EI viajero, cuando en Abrantes se declaró poco sabedor de cuarteles generales, creía aún poder ocultar que nada entiende de artes militares, pero ahora, ante el castillo de Almourol, viéndolo desde esta orilla donde, a la sombra de los olivos, hay soldados refocilándose y leyendo fotonovelas, considera, en su definitiva ignorancia que esta fortificación no debe de haber servido de mucho a Gualdim Pais y a quienes después vinieron. ¿Qué defendía el castillo? Aguas arriba o aguas abajo, pasarían los moros en batel si no hay vanos practicables y estando, como está, desguarnecida la orilla norte; y en un cerco en buena y debida forma, impedidos los sitiados de bajar a pescar mureles al río, poca resistencia iba a haber allá dentro, en cuanto empezara a faltarles harina para las hogazas. Pero el castillo está aquí, obra de piedra y fuerza, y su presencia afirma su necesidad. Entonces, el viajero acabará por ceder, con la mental reserva de que no sería tanto el objetivo militar, sino la precisión de abrigo, lo que convertía a este castillito en blanco de batallas de mandoble y virotón. Abundan del lado de allá los descampados, imaginemos lo que sería entonces.

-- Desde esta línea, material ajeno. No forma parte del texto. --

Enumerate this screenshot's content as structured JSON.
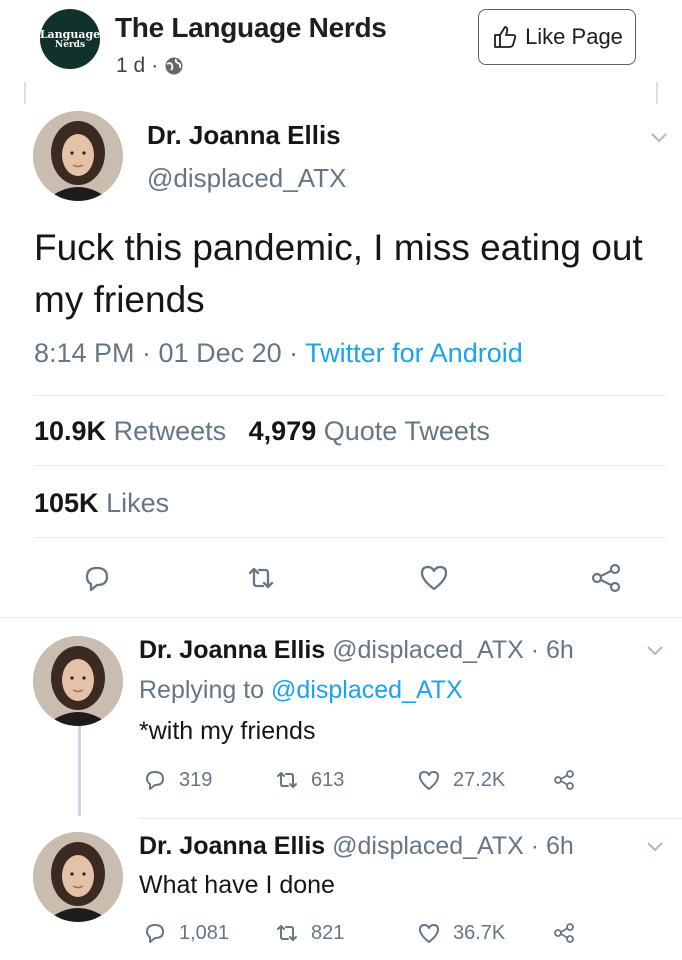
{
  "facebook_post": {
    "page_logo_text": [
      "Language",
      "Nerds"
    ],
    "page_name": "The Language Nerds",
    "time_ago": "1 d",
    "separator": "·",
    "like_page_label": "Like Page"
  },
  "tweet": {
    "author_name": "Dr. Joanna Ellis",
    "author_handle": "@displaced_ATX",
    "text": "Fuck this pandemic, I miss eating out my friends",
    "time": "8:14 PM · 01 Dec 20 · ",
    "source": "Twitter for Android",
    "retweets_count": "10.9K",
    "retweets_label": "Retweets",
    "quote_tweets_count": "4,979",
    "quote_tweets_label": "Quote Tweets",
    "likes_count": "105K",
    "likes_label": "Likes"
  },
  "replies": [
    {
      "author_name": "Dr. Joanna Ellis",
      "author_handle": "@displaced_ATX · 6h",
      "replying_prefix": "Replying to ",
      "replying_to": "@displaced_ATX",
      "text": "*with my friends",
      "replies": "319",
      "retweets": "613",
      "likes": "27.2K"
    },
    {
      "author_name": "Dr. Joanna Ellis",
      "author_handle": "@displaced_ATX · 6h",
      "text": "What have I done",
      "replies": "1,081",
      "retweets": "821",
      "likes": "36.7K"
    }
  ],
  "icons": [
    "globe-icon",
    "thumbs-up-icon",
    "chevron-down-icon",
    "reply-icon",
    "retweet-icon",
    "heart-icon",
    "share-icon"
  ],
  "colors": {
    "twitter_blue": "#1da1f2",
    "secondary_gray": "#657786",
    "logo_green": "#10322a"
  }
}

El viajero no atravesó el río: con raras excepciones, los castillos se ven mejor desde fuera, y éste, mejor que cualquier otro.

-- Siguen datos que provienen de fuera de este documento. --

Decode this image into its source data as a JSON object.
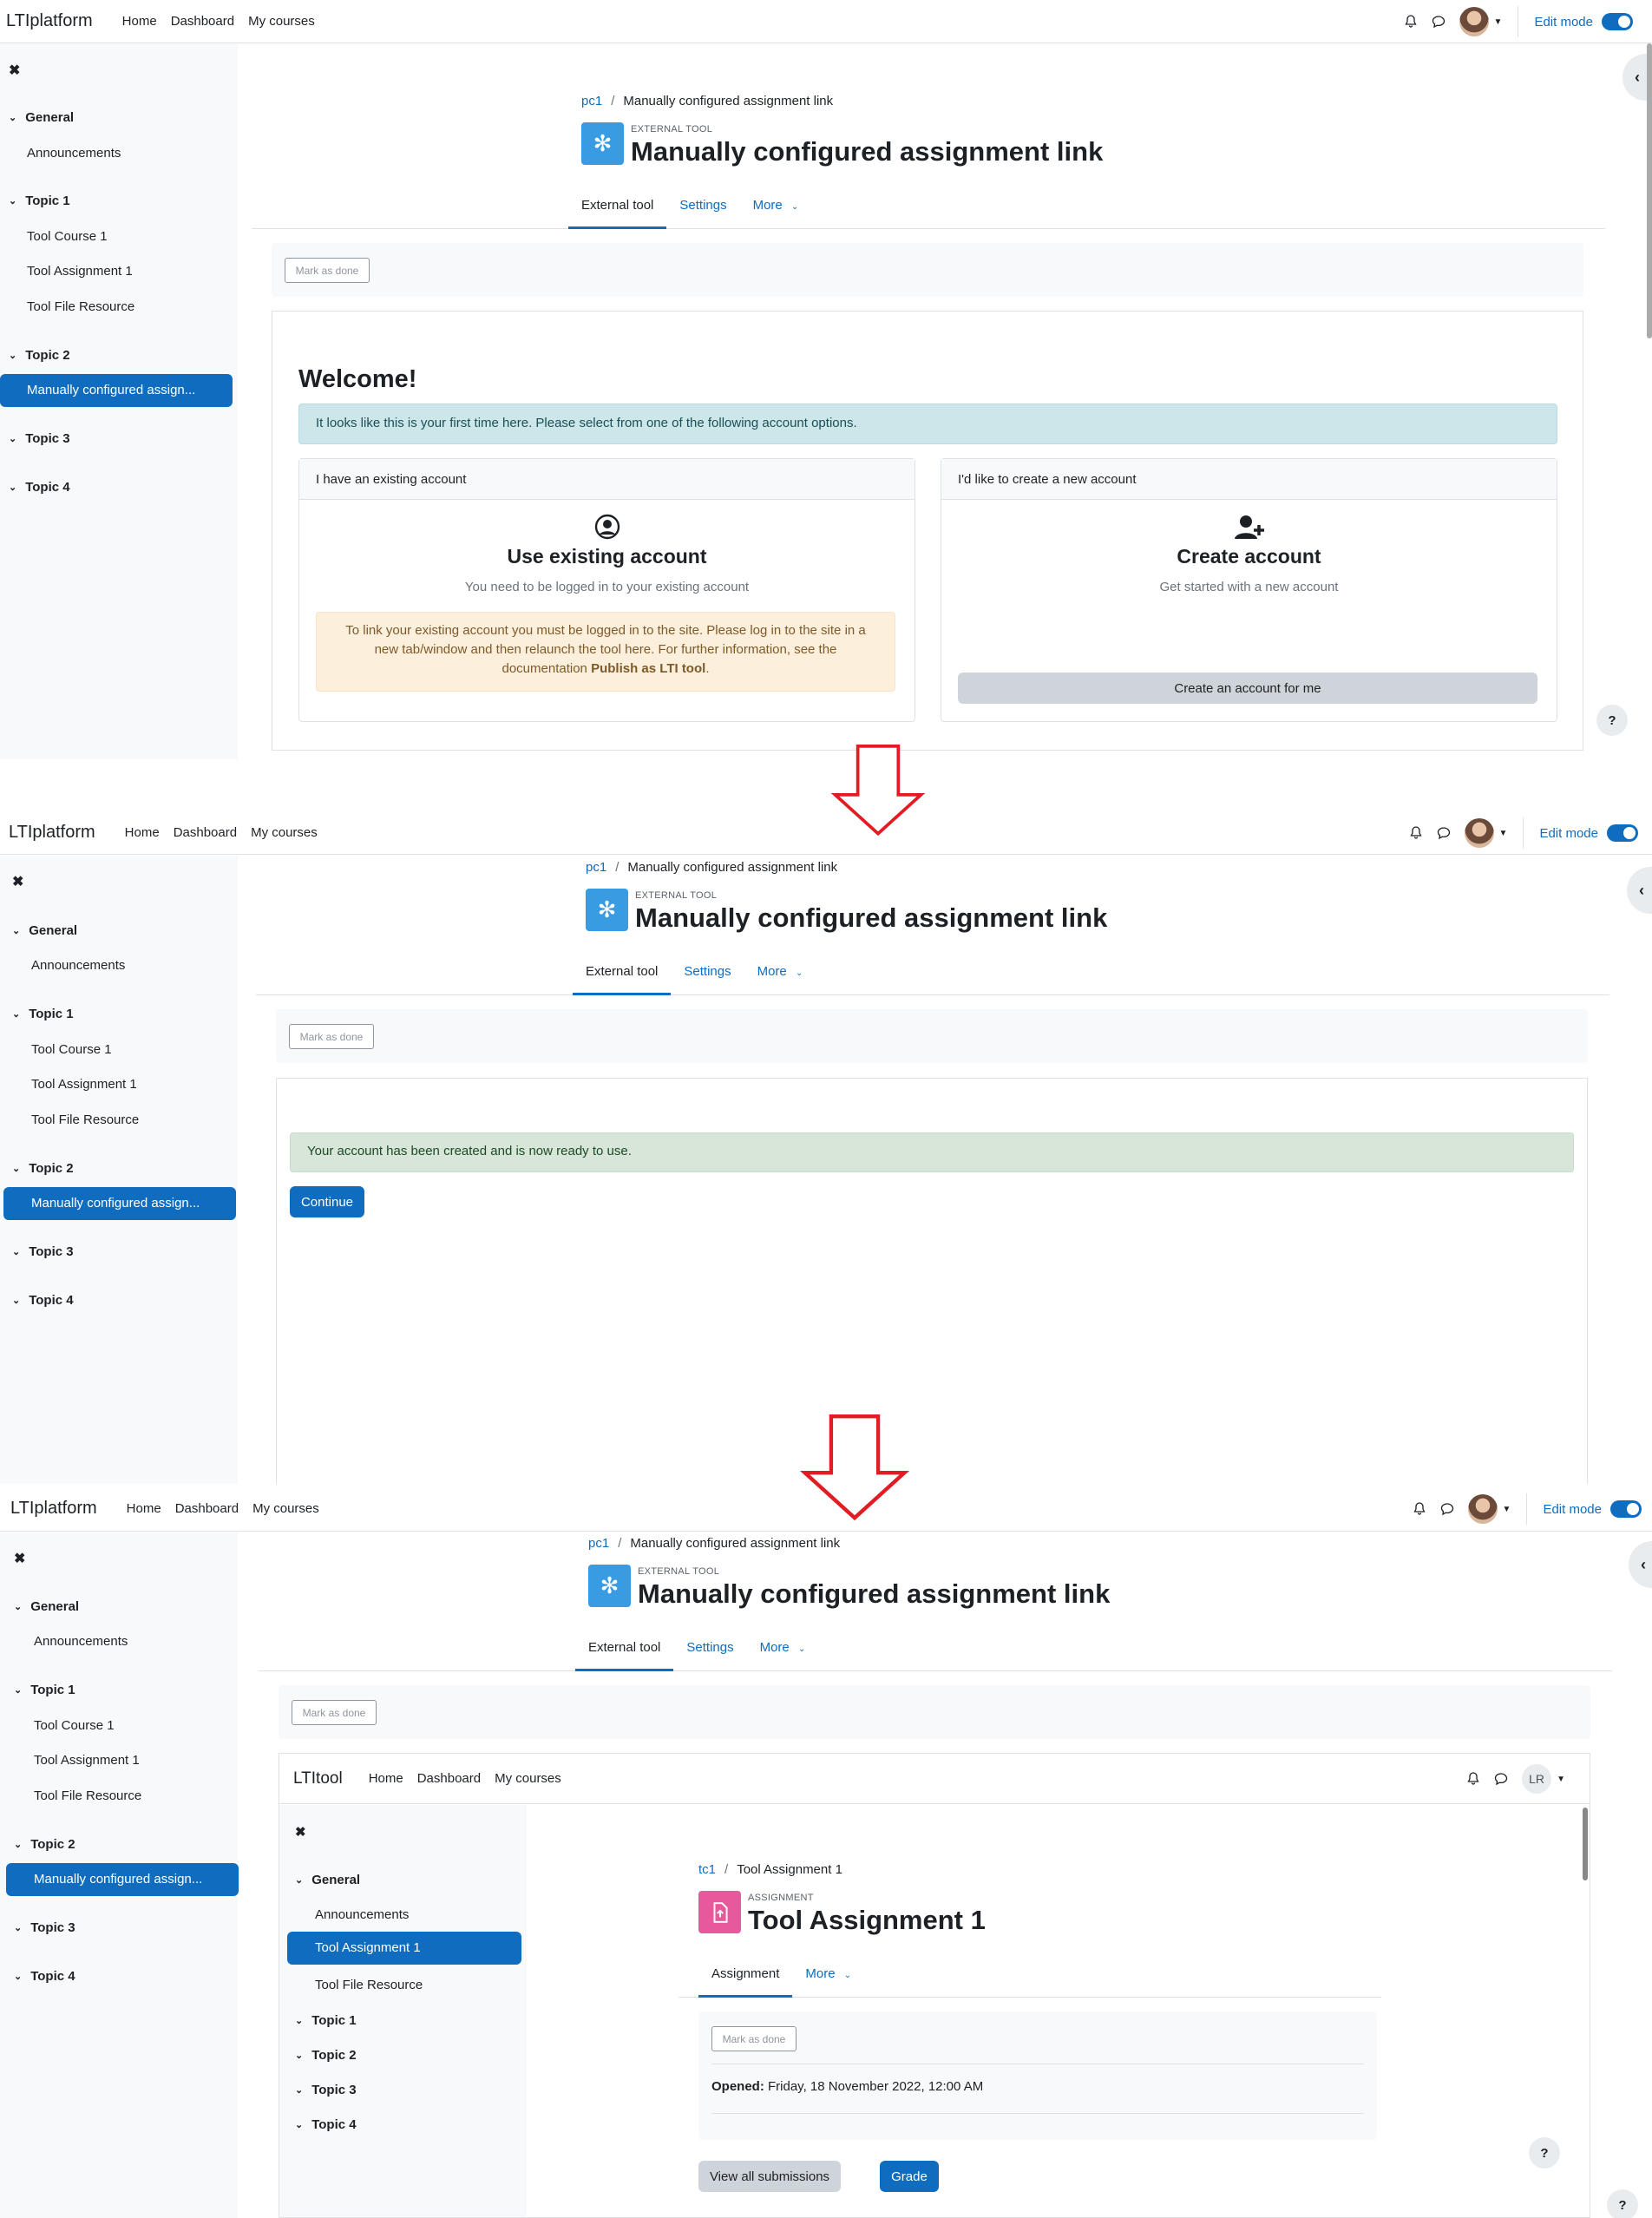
{
  "platform": {
    "brand": "LTIplatform",
    "nav": [
      "Home",
      "Dashboard",
      "My courses"
    ],
    "edit_mode": "Edit mode"
  },
  "drawer": {
    "sections": [
      {
        "title": "General",
        "items": [
          "Announcements"
        ]
      },
      {
        "title": "Topic 1",
        "items": [
          "Tool Course 1",
          "Tool Assignment 1",
          "Tool File Resource"
        ]
      },
      {
        "title": "Topic 2",
        "items": [
          "Manually configured assign..."
        ]
      },
      {
        "title": "Topic 3",
        "items": []
      },
      {
        "title": "Topic 4",
        "items": []
      }
    ]
  },
  "page": {
    "crumb_course": "pc1",
    "crumb_current": "Manually configured assignment link",
    "module_type": "EXTERNAL TOOL",
    "title": "Manually configured assignment link",
    "tabs": [
      "External tool",
      "Settings",
      "More"
    ],
    "mark_done": "Mark as done"
  },
  "step1": {
    "welcome": "Welcome!",
    "info": "It looks like this is your first time here. Please select from one of the following account options.",
    "existing": {
      "header": "I have an existing account",
      "title": "Use existing account",
      "subtitle": "You need to be logged in to your existing account",
      "warn_1": "To link your existing account you must be logged in to the site. Please log in to the site in a",
      "warn_2": "new tab/window and then relaunch the tool here. For further information, see the",
      "warn_3a": "documentation ",
      "warn_3b": "Publish as LTI tool",
      "warn_3c": "."
    },
    "create": {
      "header": "I'd like to create a new account",
      "title": "Create account",
      "subtitle": "Get started with a new account",
      "button": "Create an account for me"
    }
  },
  "step2": {
    "success": "Your account has been created and is now ready to use.",
    "continue": "Continue"
  },
  "tool": {
    "brand": "LTItool",
    "nav": [
      "Home",
      "Dashboard",
      "My courses"
    ],
    "user_initials": "LR",
    "sections_top": [
      {
        "title": "General",
        "items": [
          "Announcements",
          "Tool Assignment 1",
          "Tool File Resource"
        ]
      }
    ],
    "sections_rest": [
      "Topic 1",
      "Topic 2",
      "Topic 3",
      "Topic 4"
    ],
    "crumb_course": "tc1",
    "crumb_current": "Tool Assignment 1",
    "module_type": "ASSIGNMENT",
    "title": "Tool Assignment 1",
    "tabs": [
      "Assignment",
      "More"
    ],
    "mark_done": "Mark as done",
    "opened_label": "Opened:",
    "opened_value": " Friday, 18 November 2022, 12:00 AM",
    "view_all": "View all submissions",
    "grade": "Grade"
  },
  "help": "?",
  "colors": {
    "primary": "#0f6cbf",
    "arrow": "#e31b23",
    "assign_icon": "#e7589c"
  }
}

No puede entrar en la iglesia de Tancos, rodeada de casas y muros bajos ya de gusto arquitectónico rural ribatejano, pero apreció lo que queda del espíritu renacentista de la construcción, los nichos de la fachada, una Nuestra Señora de la Misericordia que misericordiosamente se conserva, y las decorativas puertas laterales, una de ellas con la fecha, 1685, en el dintel.
Por este camino parece que el viajero va a ir a dar directamente al mar, por Torres Novas y saltando las sierras de Aire y de Candeeiros. Ya llegará hasta allí, en habiendo tempo, pero ahora, después de ir a Atalaia, volverá sobre sus pasos, atravesará otra vez el puente sobre el río Zêzere, y luego irá por la orilla izquierda hasta cruzar el río en Castelo do Bode. Este vaivén es necesario, no fuera a quedar de lado, por estar un poco a trasmano, la bella iglesia de Atalaia, con su fachada, que habrá inspirado quizá la de San Vicente de Abrantes, y el bello interior de magníficos azulejos. Elevada en un extremo de la población, cuyo crecimiento, afortunadamente, la respetó, la iglesia, con sus tres cuerpos reales y cinco aparentes, es una construcción fascinante. Apetece jugar al escondite tras los arcos extremos, eso siente el viajero, animado por el descubrimiento de que la arquitectura, sólo por sí, puede hacer feliz a un hombre.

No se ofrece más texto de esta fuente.